I cared only that San Francisco was “famous for food” and as foreign as Rome, Italy. The steep hills and the Transamerica building looked nothing like our coal-mining holler of Slate Creek. I’d never seen an actual, modern Chinese person like the beautiful woman glimpsed at .09 in the commercial linked above. I’d never ridden on a bus or a train, much less a cable car. And even my glamorous, Sorbonne-educated mother didn’t wear long gloves to the grocery store.
The promise of the land of “fluffy and fragrant” Rice-A-Roni burrowed deep into my subconscious. When the time came to put a proverbial stake in the ground as a young adult, there was no debating where I’d go. San Francisco was my predestination.
At an anthroposophical biography workshop I attended in the 90s, I learned we all tend to feel more at home in the place where we took our first steps. That – for me – just happened to be San Francisco! My father was stationed at the Presidio during my first year on the planet, and we briefly lived across from what was then called “the French Hospital.” I went from crawling to walking in that 5th Avenue apartment and practiced my new skill all over town – at the Palace of Fine Arts, in Golden Gate Park, at Baker Beach, in Chinatown, at Fisherman’s Wharf, at Land’s End. (I have no memory of it, but there’s photographic evidence.)

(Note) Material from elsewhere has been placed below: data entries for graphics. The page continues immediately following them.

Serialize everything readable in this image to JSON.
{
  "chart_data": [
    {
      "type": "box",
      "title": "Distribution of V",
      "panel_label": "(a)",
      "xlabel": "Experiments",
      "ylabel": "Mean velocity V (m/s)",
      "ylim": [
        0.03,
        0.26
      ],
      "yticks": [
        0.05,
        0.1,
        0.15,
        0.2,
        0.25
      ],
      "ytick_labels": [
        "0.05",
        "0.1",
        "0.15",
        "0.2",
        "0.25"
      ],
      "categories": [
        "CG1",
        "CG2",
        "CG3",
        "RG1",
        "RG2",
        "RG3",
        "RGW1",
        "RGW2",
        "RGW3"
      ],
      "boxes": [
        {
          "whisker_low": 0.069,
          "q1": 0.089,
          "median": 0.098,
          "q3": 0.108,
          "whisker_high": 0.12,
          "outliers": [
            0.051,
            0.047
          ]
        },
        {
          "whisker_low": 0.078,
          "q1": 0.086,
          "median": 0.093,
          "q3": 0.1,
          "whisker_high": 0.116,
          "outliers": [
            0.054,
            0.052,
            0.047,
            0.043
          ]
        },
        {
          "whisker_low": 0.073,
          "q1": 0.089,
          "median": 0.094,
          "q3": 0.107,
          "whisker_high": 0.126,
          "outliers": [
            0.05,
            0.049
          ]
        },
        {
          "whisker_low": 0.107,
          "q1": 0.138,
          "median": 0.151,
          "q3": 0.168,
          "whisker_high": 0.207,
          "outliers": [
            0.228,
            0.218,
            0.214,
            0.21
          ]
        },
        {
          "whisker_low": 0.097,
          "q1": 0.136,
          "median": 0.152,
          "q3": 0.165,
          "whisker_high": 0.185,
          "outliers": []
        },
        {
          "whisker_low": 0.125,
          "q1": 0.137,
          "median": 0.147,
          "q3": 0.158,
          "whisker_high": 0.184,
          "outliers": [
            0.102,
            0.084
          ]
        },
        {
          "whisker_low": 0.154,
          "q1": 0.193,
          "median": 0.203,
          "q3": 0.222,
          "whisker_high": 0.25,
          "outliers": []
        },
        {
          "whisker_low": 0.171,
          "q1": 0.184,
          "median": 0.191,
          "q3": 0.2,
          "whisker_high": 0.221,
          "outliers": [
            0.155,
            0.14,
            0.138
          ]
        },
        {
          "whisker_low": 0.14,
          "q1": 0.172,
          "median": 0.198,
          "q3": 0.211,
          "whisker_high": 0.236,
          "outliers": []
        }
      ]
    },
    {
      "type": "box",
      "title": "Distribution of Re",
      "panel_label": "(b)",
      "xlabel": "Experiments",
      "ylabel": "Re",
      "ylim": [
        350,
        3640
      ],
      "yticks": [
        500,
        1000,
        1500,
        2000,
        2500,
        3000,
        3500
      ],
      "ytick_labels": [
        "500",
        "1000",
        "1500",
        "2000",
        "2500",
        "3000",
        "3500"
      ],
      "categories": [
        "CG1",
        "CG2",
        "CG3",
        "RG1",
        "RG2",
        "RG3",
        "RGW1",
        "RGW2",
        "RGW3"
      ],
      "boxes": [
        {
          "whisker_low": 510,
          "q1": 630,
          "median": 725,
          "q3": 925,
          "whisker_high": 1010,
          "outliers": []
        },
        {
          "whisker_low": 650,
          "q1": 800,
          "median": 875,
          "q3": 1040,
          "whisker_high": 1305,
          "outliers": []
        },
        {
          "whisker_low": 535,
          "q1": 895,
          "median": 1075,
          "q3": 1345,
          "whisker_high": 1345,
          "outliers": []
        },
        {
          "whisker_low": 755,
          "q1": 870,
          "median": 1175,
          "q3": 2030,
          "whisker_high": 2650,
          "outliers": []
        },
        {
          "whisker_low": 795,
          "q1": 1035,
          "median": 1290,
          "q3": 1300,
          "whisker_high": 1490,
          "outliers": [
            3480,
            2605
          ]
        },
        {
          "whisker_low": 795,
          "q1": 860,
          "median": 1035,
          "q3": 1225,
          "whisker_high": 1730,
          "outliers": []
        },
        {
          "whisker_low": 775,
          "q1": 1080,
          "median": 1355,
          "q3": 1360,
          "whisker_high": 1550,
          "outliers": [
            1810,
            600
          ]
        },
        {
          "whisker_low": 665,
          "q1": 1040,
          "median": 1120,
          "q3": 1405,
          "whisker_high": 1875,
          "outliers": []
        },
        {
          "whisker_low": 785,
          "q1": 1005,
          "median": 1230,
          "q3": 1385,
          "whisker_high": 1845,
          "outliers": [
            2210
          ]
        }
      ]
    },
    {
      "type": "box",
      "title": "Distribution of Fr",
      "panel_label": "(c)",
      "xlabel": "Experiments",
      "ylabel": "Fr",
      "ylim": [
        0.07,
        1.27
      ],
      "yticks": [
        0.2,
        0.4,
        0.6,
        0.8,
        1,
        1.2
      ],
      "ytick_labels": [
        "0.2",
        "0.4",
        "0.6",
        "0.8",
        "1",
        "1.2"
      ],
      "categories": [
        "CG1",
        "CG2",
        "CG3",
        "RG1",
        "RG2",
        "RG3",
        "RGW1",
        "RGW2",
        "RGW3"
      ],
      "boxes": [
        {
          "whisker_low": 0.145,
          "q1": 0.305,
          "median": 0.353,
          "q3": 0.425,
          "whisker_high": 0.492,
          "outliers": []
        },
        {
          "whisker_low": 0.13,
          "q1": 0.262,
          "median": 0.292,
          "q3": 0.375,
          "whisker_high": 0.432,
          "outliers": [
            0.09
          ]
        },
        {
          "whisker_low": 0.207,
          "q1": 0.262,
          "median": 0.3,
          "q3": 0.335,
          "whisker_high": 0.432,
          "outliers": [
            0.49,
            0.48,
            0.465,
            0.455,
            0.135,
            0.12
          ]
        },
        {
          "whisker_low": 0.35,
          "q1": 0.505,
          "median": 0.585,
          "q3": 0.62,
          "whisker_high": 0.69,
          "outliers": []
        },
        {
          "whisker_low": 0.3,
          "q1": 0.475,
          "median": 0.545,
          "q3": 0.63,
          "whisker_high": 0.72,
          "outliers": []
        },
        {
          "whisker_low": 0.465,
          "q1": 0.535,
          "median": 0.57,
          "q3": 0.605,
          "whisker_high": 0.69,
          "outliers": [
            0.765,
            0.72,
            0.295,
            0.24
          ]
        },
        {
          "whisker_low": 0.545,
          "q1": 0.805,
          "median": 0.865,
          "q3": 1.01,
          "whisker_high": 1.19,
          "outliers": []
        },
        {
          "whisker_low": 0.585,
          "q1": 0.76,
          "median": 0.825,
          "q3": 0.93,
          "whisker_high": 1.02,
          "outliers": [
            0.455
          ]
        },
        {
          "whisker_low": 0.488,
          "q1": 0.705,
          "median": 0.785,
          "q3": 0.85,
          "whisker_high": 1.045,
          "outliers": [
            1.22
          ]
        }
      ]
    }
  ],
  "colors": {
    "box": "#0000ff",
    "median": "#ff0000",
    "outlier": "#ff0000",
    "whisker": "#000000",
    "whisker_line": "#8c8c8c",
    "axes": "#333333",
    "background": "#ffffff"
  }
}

Perhaps those first steps in San Francisco cemented my connection once I returned here in my 20s, but I’m pretty sure McCann Erickson (the agency that created those ads) is to thank for luring me here. The city I met as a baby and as a young adult is gone forever, yet a walk on Marina Boulevard (where nothing has really changed) can time-travel me back to the magical kingdom where cable cars played the Rice-A-Roni song. I highly recommend you check it out yourself. It’ll be your San Francisco treat.